CONTACT: Amit Nimunkar, 608-698-7413, [email protected]
MADISON – When Amit Nimunkar returned to his home in India for a visit with family, the University of Wisconsin-Madison biomedical engineering (BME) graduate student told his grandmother about the exciting BME projects he was working on.
“She was really astonished,” he says. “And when I finished, her face changed, and she said, ‘Honestly, Amit, I don’t understand what you just said.'”
But she reached for her purse, pulled out 100 rupees, and promised it to her grandson. About $2 in U.S. currency, it was some of the money she inherited when Nimunkar’s grandfather died of a heart attack before he could reach a hospital. “That left an impression on her mind,” says Nimunkar. “She said, ‘You’re doing something. Right now I really don’t understand, but if you can make something that somebody can use, I think that would be more than enough for me.'”
Hoping to use their engineering knowledge to help improve medical care – and access to that care – around the world, Nimunkar and several BME students recently formed a UW-Madison student chapter of Engineering World Health (EWH). Their initiatives could benefit residents in faraway countries such as Honduras and Mongolia, yet inspire students and teachers right here in Wisconsin.
Robert Malkin and Mohammad Kiani founded EWH in 2001 as a charitable organization that could harness resources in college engineering programs to improve conditions in hospitals in developing nations. Today, in partnership with Duke University, EWH is a national organization with chapters around the United States.
At UW-Madison, EWH has about 15 core members, plus many others who drop in for seminars or to help out with a specific project.
Led by senior Ann Sagstetter, the group offers workshops for Wisconsin homeschooled middle- and high-school students (as well as those in public and private schools) that help them relate math and science to careers in medicine and engineering.
Senior Karissa Thoma is among members who deliver hands-on presentations to students in rural Wisconsin schools. Cali Roen, a senior who plans on a career in medical missions, is one of several students who fix broken medical equipment and test and calibrate it, and also writes a user-friendly operations manual that travels with the equipment to remote areas of the world. Senior Lucas Vitzthum worked in Tanzania hospitals via the EWH summer program and plans to participate on a medical missions trip to Ulan Bator, the capital city of Mongolia. “Everything is supported enthusiastically by the BME department in terms of space and of advice,” says Nimunkar.
Nimunkar and first-year master’s student Jon Baran are part of a multidisciplinary team of graduate students who, with input from several physicians, are designing and developing a medical technology platform tailored for developing countries. Somewhat like a pocket calculator, the handheld device will support a number of medical instruments. Sixteen undergraduate students on four teams enrolled in the BME design course are developing components for the platform, including a pulse oximeter, thermometer and a spirometer. (The latter is in collaboration with David Van Sickle, a population health sciences postdoctoral fellow at UW-Madison.)
“This is kind of our initial phase, and from there we plan on expanding to a number of different opportunities using the Internet and its vast possibilities for databasing, recordkeeping and telemedicine,” says Baran.
Beyond the EWH student organization, BME students participate heavily in global medical engineering activities, says biomedical engineering professor Willis Tompkins.
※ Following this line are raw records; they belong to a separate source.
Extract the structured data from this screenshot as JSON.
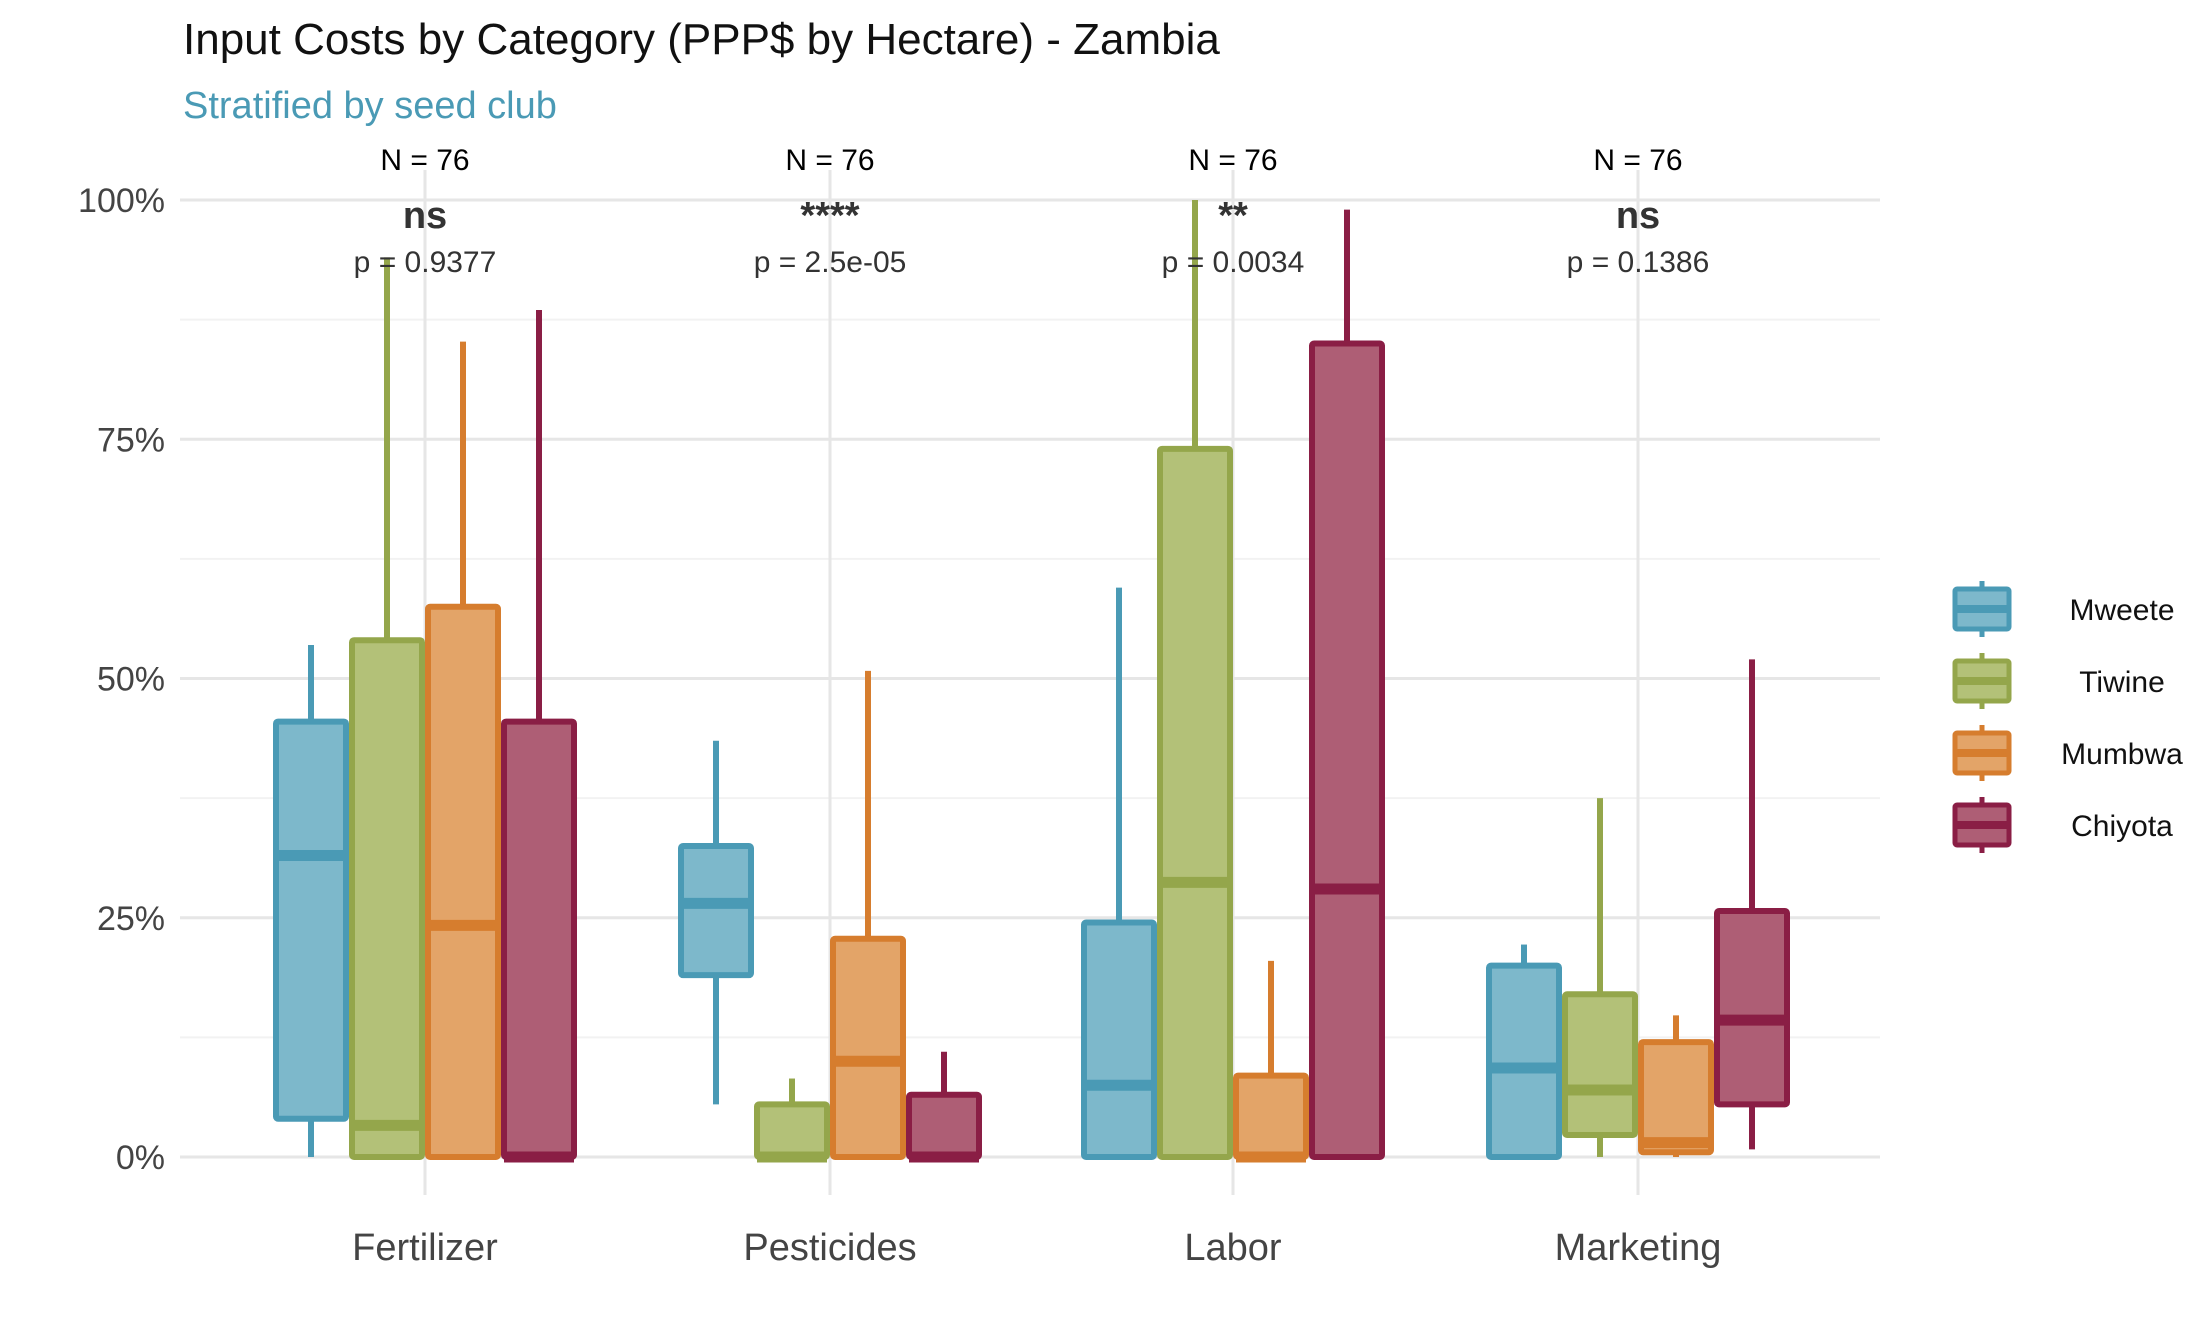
{
  "chart_data": {
    "type": "box",
    "title": "Input Costs by Category (PPP$ by Hectare) - Zambia",
    "subtitle": "Stratified by seed club",
    "subtitle_color": "#4A9AB5",
    "xlabel": "",
    "ylabel": "",
    "ylim": [
      -0.05,
      1.05
    ],
    "y_ticks": [
      {
        "value": 0,
        "label": "0%"
      },
      {
        "value": 0.25,
        "label": "25%"
      },
      {
        "value": 0.5,
        "label": "50%"
      },
      {
        "value": 0.75,
        "label": "75%"
      },
      {
        "value": 1.0,
        "label": "100%"
      }
    ],
    "grid": true,
    "legend_position": "right",
    "categories": [
      "Fertilizer",
      "Pesticides",
      "Labor",
      "Marketing"
    ],
    "series": [
      {
        "name": "Mweete",
        "color": "#4A9AB5",
        "fill": "#7DB8CB",
        "boxes": [
          {
            "min": 0.0,
            "q1": 0.04,
            "median": 0.315,
            "q3": 0.455,
            "max": 0.535
          },
          {
            "min": 0.055,
            "q1": 0.19,
            "median": 0.265,
            "q3": 0.325,
            "max": 0.435
          },
          {
            "min": 0.0,
            "q1": 0.0,
            "median": 0.075,
            "q3": 0.245,
            "max": 0.595
          },
          {
            "min": 0.0,
            "q1": 0.0,
            "median": 0.093,
            "q3": 0.2,
            "max": 0.222
          }
        ]
      },
      {
        "name": "Tiwine",
        "color": "#94A64B",
        "fill": "#B3C178",
        "boxes": [
          {
            "min": 0.0,
            "q1": 0.0,
            "median": 0.033,
            "q3": 0.54,
            "max": 0.94
          },
          {
            "min": 0.0,
            "q1": 0.0,
            "median": 0.0,
            "q3": 0.055,
            "max": 0.082
          },
          {
            "min": 0.0,
            "q1": 0.0,
            "median": 0.287,
            "q3": 0.74,
            "max": 1.0
          },
          {
            "min": 0.0,
            "q1": 0.023,
            "median": 0.07,
            "q3": 0.17,
            "max": 0.375
          }
        ]
      },
      {
        "name": "Mumbwa",
        "color": "#D67D2E",
        "fill": "#E3A468",
        "boxes": [
          {
            "min": 0.0,
            "q1": 0.0,
            "median": 0.242,
            "q3": 0.575,
            "max": 0.852
          },
          {
            "min": 0.0,
            "q1": 0.0,
            "median": 0.1,
            "q3": 0.228,
            "max": 0.508
          },
          {
            "min": 0.0,
            "q1": 0.0,
            "median": 0.0,
            "q3": 0.085,
            "max": 0.205
          },
          {
            "min": 0.0,
            "q1": 0.005,
            "median": 0.015,
            "q3": 0.12,
            "max": 0.148
          }
        ]
      },
      {
        "name": "Chiyota",
        "color": "#8A1E45",
        "fill": "#AE5E75",
        "boxes": [
          {
            "min": 0.0,
            "q1": 0.0,
            "median": 0.0,
            "q3": 0.455,
            "max": 0.885
          },
          {
            "min": 0.0,
            "q1": 0.0,
            "median": 0.0,
            "q3": 0.065,
            "max": 0.11
          },
          {
            "min": 0.0,
            "q1": 0.0,
            "median": 0.28,
            "q3": 0.85,
            "max": 0.99
          },
          {
            "min": 0.008,
            "q1": 0.055,
            "median": 0.143,
            "q3": 0.257,
            "max": 0.52
          }
        ]
      }
    ],
    "annotations": [
      {
        "n": "N = 76",
        "sig": "ns",
        "p": "p = 0.9377"
      },
      {
        "n": "N = 76",
        "sig": "****",
        "p": "p = 2.5e-05"
      },
      {
        "n": "N = 76",
        "sig": "**",
        "p": "p = 0.0034"
      },
      {
        "n": "N = 76",
        "sig": "ns",
        "p": "p = 0.1386"
      }
    ]
  }
}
In addition to Vitzthum, several BME students have participated in the EWH summer program. And for years, a few student teams each semester have pursued solutions to EWH challenges via the BME design courses; recent projects have included a low-cost pressure meter and a medical aspirator for third-world country hospitals.
Nimunkar stresses that global engineering doesn’t necessarily involve traveling halfway across the world, but rather stems from developing interest in and raising awareness of global medical needs at home. “It is work at all these different levels,” he says. “It’s more like a ‘drop by drop makes a whole ocean’ effort.”